Biden, a former chairman of the Senate Judiciary Committee, begins his presidency with 68 open positions – seven positions in appeals courts and 61 positions in district courts. That number of vacancies is less than what former President Donald Trump inherited when he entered the White House. Trump had one open seat in the Supreme Court, 86 seats in the District Court and 17 seats in the District Court.
After Senate Republicans confirmed more than 200 judges during Trump’s presidency – an affirmative juggernaut that GOP leaders were proud of – Democrats and progressive groups vow to wield their own influence over the Bundesbank.
A name already known as a potential Biden Supreme Court election, Judge Ketanji Brown Jackson, was on the Biden government’s list of potential nominations to the DC Circuit Court of Appeals just last week, according to a source. Jackson is currently a federal district judge in the District of Columbia.

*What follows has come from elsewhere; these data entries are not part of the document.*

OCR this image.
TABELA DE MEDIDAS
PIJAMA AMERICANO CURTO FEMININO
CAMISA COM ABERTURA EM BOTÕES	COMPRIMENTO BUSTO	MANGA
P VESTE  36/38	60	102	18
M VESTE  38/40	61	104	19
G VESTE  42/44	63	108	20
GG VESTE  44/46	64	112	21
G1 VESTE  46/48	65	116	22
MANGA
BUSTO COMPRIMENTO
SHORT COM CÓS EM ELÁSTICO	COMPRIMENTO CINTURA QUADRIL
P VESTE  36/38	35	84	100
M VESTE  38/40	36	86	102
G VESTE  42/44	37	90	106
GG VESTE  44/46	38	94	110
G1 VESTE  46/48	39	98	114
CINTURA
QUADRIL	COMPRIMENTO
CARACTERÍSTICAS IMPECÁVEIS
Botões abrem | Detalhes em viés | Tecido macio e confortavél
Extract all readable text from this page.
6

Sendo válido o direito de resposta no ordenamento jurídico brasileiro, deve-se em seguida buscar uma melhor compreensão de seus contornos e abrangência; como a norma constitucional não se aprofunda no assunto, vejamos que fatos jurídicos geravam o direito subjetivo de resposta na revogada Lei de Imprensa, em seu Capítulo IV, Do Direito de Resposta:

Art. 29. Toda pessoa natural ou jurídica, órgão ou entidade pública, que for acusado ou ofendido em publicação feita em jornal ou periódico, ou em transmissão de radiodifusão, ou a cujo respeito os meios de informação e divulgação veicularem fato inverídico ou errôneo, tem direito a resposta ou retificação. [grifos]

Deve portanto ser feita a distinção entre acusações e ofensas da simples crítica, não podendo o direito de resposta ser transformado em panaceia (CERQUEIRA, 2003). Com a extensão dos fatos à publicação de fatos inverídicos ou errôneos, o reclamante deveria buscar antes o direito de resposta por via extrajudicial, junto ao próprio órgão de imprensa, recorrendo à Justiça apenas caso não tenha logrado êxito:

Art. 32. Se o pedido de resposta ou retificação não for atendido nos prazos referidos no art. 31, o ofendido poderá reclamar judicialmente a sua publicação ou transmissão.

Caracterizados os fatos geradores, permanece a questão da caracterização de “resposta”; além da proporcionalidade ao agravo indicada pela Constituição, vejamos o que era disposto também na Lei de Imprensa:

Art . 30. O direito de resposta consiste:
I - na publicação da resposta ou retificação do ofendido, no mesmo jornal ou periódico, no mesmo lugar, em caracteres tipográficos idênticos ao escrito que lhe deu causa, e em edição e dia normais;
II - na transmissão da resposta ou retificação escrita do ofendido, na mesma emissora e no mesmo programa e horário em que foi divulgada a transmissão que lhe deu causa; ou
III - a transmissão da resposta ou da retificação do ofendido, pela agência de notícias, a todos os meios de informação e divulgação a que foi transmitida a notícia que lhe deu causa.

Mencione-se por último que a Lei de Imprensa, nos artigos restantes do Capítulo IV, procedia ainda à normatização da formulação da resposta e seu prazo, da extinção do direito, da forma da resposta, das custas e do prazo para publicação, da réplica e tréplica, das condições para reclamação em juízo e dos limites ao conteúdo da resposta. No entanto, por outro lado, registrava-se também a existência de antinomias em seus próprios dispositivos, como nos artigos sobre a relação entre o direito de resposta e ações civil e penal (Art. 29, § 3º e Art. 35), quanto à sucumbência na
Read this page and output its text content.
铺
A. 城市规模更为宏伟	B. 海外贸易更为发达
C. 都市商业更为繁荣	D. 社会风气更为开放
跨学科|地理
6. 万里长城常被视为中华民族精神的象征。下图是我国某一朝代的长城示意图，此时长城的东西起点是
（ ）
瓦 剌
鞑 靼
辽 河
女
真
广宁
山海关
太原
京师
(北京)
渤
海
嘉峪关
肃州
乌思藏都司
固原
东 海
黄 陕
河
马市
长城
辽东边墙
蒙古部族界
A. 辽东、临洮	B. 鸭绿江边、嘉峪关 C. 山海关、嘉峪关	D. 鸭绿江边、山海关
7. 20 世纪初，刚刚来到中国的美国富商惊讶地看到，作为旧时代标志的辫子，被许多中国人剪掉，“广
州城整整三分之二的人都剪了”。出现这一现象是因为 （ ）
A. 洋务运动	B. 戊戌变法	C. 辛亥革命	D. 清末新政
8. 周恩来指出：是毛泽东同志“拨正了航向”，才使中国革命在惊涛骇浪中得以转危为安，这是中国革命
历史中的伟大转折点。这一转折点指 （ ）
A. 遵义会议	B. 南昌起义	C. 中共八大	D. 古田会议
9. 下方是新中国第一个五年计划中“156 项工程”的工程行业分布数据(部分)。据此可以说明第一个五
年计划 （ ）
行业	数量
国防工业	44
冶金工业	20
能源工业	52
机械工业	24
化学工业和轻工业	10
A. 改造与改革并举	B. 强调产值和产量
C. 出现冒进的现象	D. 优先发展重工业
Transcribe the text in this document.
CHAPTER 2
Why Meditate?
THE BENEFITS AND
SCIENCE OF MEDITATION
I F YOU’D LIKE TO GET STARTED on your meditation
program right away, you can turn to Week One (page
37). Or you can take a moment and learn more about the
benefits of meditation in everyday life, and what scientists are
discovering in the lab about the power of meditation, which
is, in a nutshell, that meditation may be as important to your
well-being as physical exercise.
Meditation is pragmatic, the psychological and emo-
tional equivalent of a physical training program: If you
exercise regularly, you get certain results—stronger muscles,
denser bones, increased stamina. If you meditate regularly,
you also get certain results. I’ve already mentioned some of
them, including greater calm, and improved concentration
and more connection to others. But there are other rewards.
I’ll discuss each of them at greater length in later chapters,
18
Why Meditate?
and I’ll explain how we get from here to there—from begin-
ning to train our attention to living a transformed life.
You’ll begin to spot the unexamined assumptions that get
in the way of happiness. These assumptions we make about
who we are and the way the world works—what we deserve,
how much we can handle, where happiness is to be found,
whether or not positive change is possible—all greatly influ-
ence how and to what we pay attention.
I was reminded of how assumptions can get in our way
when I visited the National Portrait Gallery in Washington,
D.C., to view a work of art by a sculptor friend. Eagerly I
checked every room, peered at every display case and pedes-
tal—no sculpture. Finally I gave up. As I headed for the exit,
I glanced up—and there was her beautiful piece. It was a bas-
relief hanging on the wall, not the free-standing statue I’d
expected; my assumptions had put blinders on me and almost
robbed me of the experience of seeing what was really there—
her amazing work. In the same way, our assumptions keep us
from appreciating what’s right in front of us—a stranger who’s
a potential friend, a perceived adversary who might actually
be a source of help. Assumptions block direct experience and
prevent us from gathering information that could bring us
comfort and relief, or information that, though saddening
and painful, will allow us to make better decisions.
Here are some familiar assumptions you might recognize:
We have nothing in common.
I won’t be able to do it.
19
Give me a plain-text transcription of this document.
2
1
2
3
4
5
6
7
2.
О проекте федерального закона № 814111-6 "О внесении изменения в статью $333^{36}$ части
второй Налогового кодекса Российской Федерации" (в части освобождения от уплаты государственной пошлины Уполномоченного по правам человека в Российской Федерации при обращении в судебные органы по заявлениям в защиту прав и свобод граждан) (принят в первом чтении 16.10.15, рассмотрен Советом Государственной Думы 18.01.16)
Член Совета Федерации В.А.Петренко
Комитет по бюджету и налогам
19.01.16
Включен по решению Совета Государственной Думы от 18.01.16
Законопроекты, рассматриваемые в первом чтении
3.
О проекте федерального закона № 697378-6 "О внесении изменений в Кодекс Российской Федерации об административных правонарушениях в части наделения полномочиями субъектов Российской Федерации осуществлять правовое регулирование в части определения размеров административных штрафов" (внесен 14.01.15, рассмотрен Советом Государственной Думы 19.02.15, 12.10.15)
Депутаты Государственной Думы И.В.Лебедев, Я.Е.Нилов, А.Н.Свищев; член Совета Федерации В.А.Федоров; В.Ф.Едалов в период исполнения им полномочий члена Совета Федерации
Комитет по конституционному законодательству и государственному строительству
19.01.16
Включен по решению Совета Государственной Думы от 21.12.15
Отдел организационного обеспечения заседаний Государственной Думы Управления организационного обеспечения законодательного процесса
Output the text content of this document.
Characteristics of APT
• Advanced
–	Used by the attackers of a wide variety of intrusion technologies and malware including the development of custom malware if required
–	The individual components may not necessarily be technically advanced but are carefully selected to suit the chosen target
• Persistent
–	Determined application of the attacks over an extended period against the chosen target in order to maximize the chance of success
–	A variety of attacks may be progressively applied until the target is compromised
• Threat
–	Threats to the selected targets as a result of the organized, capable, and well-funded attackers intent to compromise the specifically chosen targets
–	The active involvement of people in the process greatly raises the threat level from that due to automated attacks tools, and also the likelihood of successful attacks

Biden’s anticipated eleven picks announcement comes amid growing Democratic belief that former President Barack Obama has been too sluggish in court. Obama announced his first court ruling on March 17, 2009, followed by two more rulings on April 2 of this year.
Trump faced a comparatively unusual situation as he took office: a vacant Supreme Court seat held open by Senate Republicans who refused to respond to Obama’s appointment of Judge Merrick Garland to replace the late Judge Antonin Scalia.
Trump tipped Judge Neil Gorsuch for this slot on February 1, 2017. Trump’s first election for a lower court came on March 21 for an appeals court.
The White House did not respond to requests for comment.